Physical activity referral schemes are widespread, complex interventions that involve the coordinated efforts of healthcare and exercise professionals in an individual’s journey to achieve PA behavior change. They are comparable to other healthcare referrals, which are defined as “the direction of an individual to the appropriate facility or specialist in a health system or network of service providers to address the relevant health needs” [4]. In PARS, individuals who have or are at risk of NCDs and have a health need in terms of insufficient PA are directed to appropriate PA specialists, facilities, or activities. These types of interventions offer an opportunity to break the ice between PA offers and inactive patients. As such, the World Health Organization advocates offering brief PA interventions, including referral pathways, in primary care to support PA behavior change [7]. Despite this endorsement, PARS have only demonstrated a modest impact on PA levels [15]. Current understanding of effectiveness is limited by the dominance of UK-based studies, which are characterized by high heterogeneity [16]. This has resulted in a lack of understanding about what works [17]. There is a need to better define different PARS models, so that reviews of evidence can distinguish between distinct designs (e.g., UK versus Swedish models). However, even with small individual-level effects, great benefits can be seen at the population level when interventions are disseminated at scale [18]. Thus, attention has been directed to embedding PARS into healthcare systems; for example, the European Physical Activity on Prescription model (EUPAP) project aims to establish the Swedish model in Belgium, Denmark, Germany, Italy, Lithuania, Malta, Portugal, Romania, and Spain [19].

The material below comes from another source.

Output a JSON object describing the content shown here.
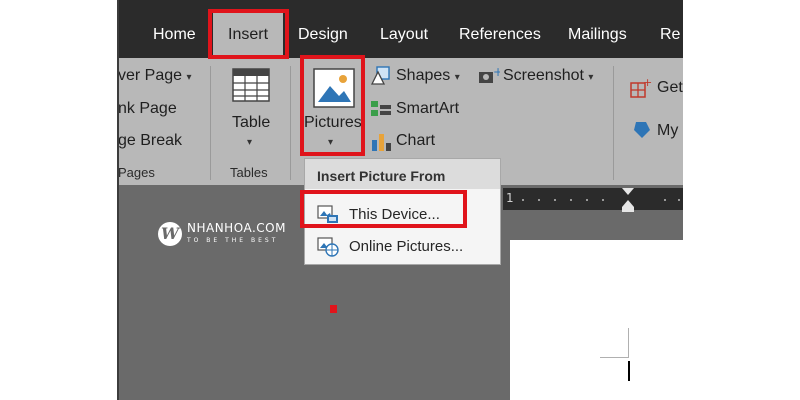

Physical activity referral schemes incorporate various components to elicit behavior change [8, 20]. The Swedish model includes five components: a patient-centered approach, evidence-based PA recommendations, a written prescription, follow-up, and a community-based network [20, 21]. Schemes that incorporate these components are known to be effective, but it is unclear whether some components produce more favorable results than others [11]. Previous systematic reviews have called attention to PARS components [15], especially the component-effectiveness relationship [11] that is recognized as a researchable link in the complex intervention field [22, 23]. Complex intervention understanding and research can be approached by treating an intervention as a uniform package, “downplaying complexity,” or as an intervention composed of components, “recognizing complexity” [22]. At the systematic review level, PARS effectiveness has been examined as a complete package [10, 11, 15, 24], pooling only effect sizes and discounting intervention components. Other systematic reviews have explored PARS effectiveness in terms of scheme characteristics (referral reason and follow-up) [25, 26], but this is different from examining components. Components are single, active parts that comprise the entire PARS [22, 27] or guiding operational principles at scheme level [28], such as counseling using a patient-centered approach [20]. In contrast, PARS characteristics include setting, scheme length, and provider profession. While we acknowledge that complexity is multifaceted [29] and PARS characteristics may impact effectiveness [25], in this review, we have focused only on components as a source of complexity. The identification of components can enable the future investigation of their relative impact on effectiveness, creating useful knowledge for program developers and decision-makers [22, 29].

Review question

As per our previously published protocol [28], we planned to examine PARS by reviewing the design of interventions to identify their constitutive components (Review Question 1) and further analyze their impact on effectiveness in terms of PA, uptake, and adherence (Review Question 2). In this paper, we focus on the first question by providing an overview of components that make up PARS models and information on their characteristics. Additionally, we present a narrative summary of the evidence of effectiveness.

Methods

This systematic review was conducted by following the Cochrane Handbook for Systematic Reviews of Interventions [30] and reported by adhering to the Preferred Reporting Items for Systematic Reviews and Meta-Analyses (PRISMA) [31] and Synthesis without meta-analysis (SwiM) [32] guidelines. The methods were pre-registered in the protocol [28] and are briefly described here.

Eligibility criteria

Eligible studies were those that investigated PARS initiated in a primary or secondary healthcare setting; targeted a population aged ≥ 16 years; and reported PA, uptake, or adherence outcomes. We considered all interventions labeled as PARS, exercise referral schemes, or exercise on prescription or any similar intervention, such as PA counselling that included at least some form of documentation, such as a prescription or referral form. Advice only, exercise/PA only, or combined lifestyle intervention studies that included other health behaviors in addition to PA were excluded. We included experimental, quasi-experimental, and observational studies that were published in English or German and reported the outcomes of interest, irrespective of the type of outcome measurement, methodological quality, comparison group, and follow-up duration.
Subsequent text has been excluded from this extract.